The grant funds innovative concepts and best practices over the next three years to detect, investigate and prevent the misuse of Supplemental Nutrition Assistance Program program Benefits, which security experts say is a “national problem.”
“Michigan is committed to helping families in need put food on the table,” MDHHS Director Elizabeth Hertel said in a statement. “This grant will help improve recipient fraud prevention, detection and investigation efforts for Michigan’s SNAP program, which will help ensure these benefits are being used properly and beneficiaries are not affected by bad actors fraudulently using their benefits.”
The award will support program integrity efforts including computer forensic examiner software and hardware to assist in cybercrimes associated with SNAP.
In June, The Center Square reported Michigan reimbursed $35,760 of reported stolen Food Assistance Program benefits in September 2022.
From June 2022 through the end of the year, MDHHS reimbursed $131,753 to residents who reported stolen funds, according to documents The Center Square obtained through a Freedom of Information Act. Over those seven months, the state reimbursed an average of $18,882 of benefits each month.
OIG will collaborate with MDHHS’ Economic Stability Administration to educate beneficiaries through media campaigns that inform recipients about the security of their Electronic Benefits Transfer cards.
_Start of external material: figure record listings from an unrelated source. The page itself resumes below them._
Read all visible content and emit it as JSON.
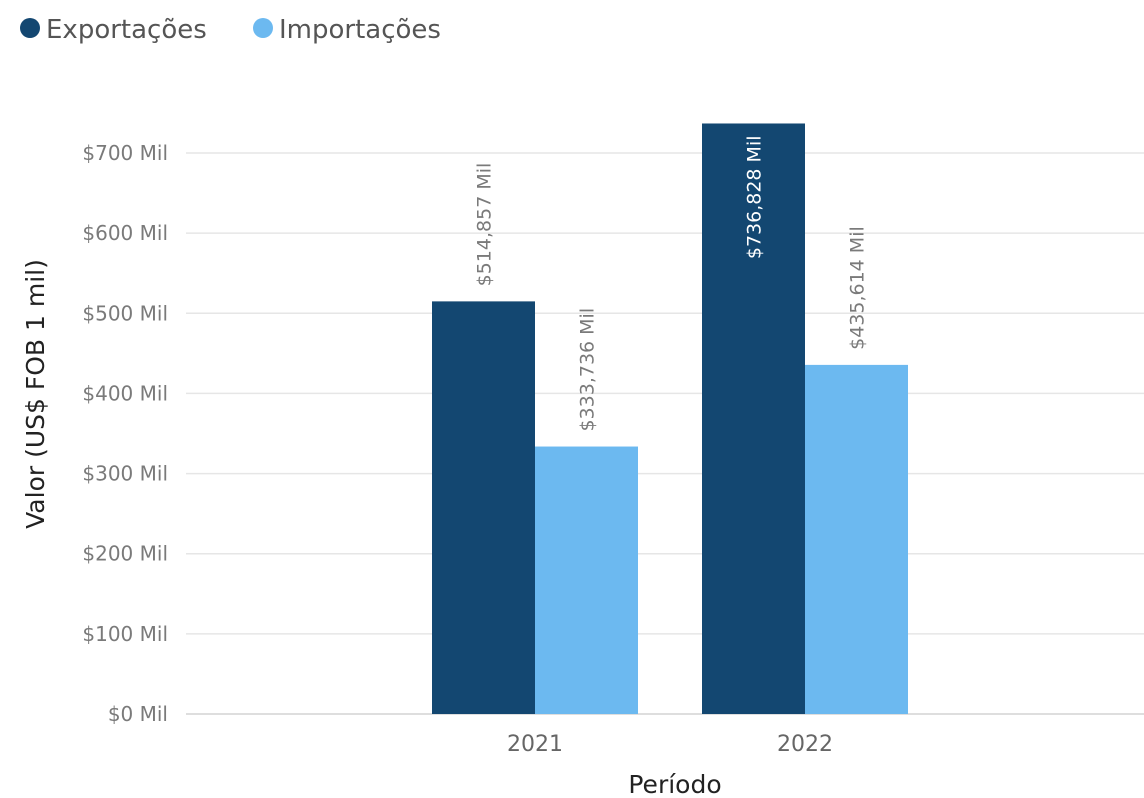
{
  "chart_data": {
    "type": "bar",
    "categories": [
      "2021",
      "2022"
    ],
    "series": [
      {
        "name": "Exportações",
        "values": [
          514857,
          736828
        ],
        "color": "#134771",
        "labels": [
          "$514,857 Mil",
          "$736,828 Mil"
        ]
      },
      {
        "name": "Importações",
        "values": [
          333736,
          435614
        ],
        "color": "#6cb9f0",
        "labels": [
          "$333,736 Mil",
          "$435,614 Mil"
        ]
      }
    ],
    "xlabel": "Período",
    "ylabel": "Valor (US$ FOB 1 mil)",
    "ylim": [
      0,
      700000
    ],
    "yticks": [
      {
        "value": 0,
        "label": "$0 Mil"
      },
      {
        "value": 100000,
        "label": "$100 Mil"
      },
      {
        "value": 200000,
        "label": "$200 Mil"
      },
      {
        "value": 300000,
        "label": "$300 Mil"
      },
      {
        "value": 400000,
        "label": "$400 Mil"
      },
      {
        "value": 500000,
        "label": "$500 Mil"
      },
      {
        "value": 600000,
        "label": "$600 Mil"
      },
      {
        "value": 700000,
        "label": "$700 Mil"
      }
    ],
    "grid": true,
    "legend_position": "top-left"
  }
}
OIG investigators and managers will attend a nationally recognized training course on investigative interviewing techniques.
Inspector General Alan Kimichik welcomed the funds.
The SNAP Fraud Framework grant will assist OIG in their work to investigate fraud, waste and abuse in the SNAP program administered by MDHHS and to increase program integrity and accountability,” Kimchik said in a statement. “This work benefits all Michigan residents by helping ensure that funds for public assistance programs are available to families that truly need them, and that taxpayer dollars are spent on their intended purpose.”
Michigan will also test its EBT vendor’s integrated fraud management tool, which provides analytics, monitoring, alerts, and cardholder notification of potentially fraudulent activities.
Much SNAP fraud, including the selling of personal data occurs on the dark web, a deeper part of the internet that isn’t indexed by many search engines.